The first ICMP echo is sent while ARP is still resolving the destination MAC. The OS sends the ARP broadcast and starts a timer. If the reply doesn't arrive before the ping times out, the first packet is dropped — perfectly normal behavior. You'll often see "Request timeout for icmp_seq 0" followed by successful replies once ARP completes. Packet Tracer makes this especially noticeable due to processing delay.
💡 What would happen if we added a router between the switches instead of a crossover cable?

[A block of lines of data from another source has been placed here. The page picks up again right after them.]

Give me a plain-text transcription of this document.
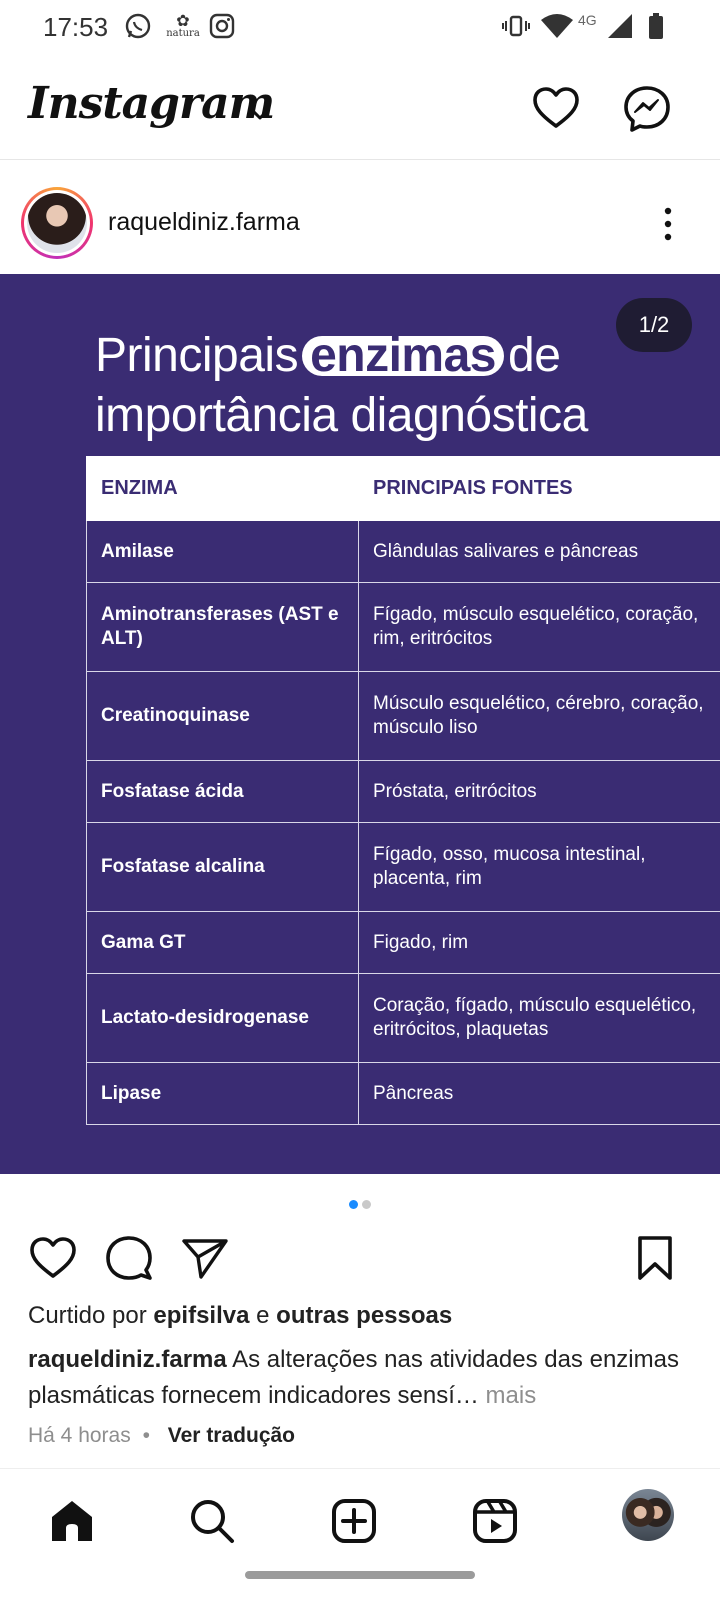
17:53	✿
natura
4G
Instagram
raqueldiniz.farma
1/2
Principais enzimas de
importância diagnóstica
ENZIMA	PRINCIPAIS FONTES
Amilase	Glândulas salivares e pâncreas
Aminotransferases (AST e ALT)	Fígado, músculo esquelético, coração, rim, eritrócitos
Creatinoquinase	Músculo esquelético, cérebro, coração, músculo liso
Fosfatase ácida	Próstata, eritrócitos
Fosfatase alcalina	Fígado, osso, mucosa intestinal, placenta, rim
Gama GT	Figado, rim
Lactato-desidrogenase	Coração, fígado, músculo esquelético, eritrócitos, plaquetas
Lipase	Pâncreas
Curtido por epifsilva e outras pessoas
raqueldiniz.farma As alterações nas atividades das enzimas plasmáticas fornecem indicadores sensí… mais
Há 4 horas • Ver tradução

The router would split the network into two separate broadcast domains. ARP broadcasts from SW1 would NOT reach SW2 — routers block broadcasts. You'd need two different IP subnets (e.g., 192.168.10.0/24 and 192.168.20.0/24), and all traffic between them would route through the router. This is the foundation of network segmentation — and how VLANs with Layer 3 routing work at scale.
💡 What is the difference between the switch MAC table and the PC ARP table?
The switch MAC address table maps MAC addresses to physical ports — it only works at Layer 2 and has no awareness of IP. The PC's ARP table maps IP addresses to MAC addresses — bridging Layer 3 (IP) down to Layer 2 (MAC). The switch knows which port a device is connected to; the PC knows which MAC belongs to which IP. Both tables are needed to get a packet from source to destination.

✓ Lab Complete!

All tasks checked off. Great work building and exploring your first Layer 2 network.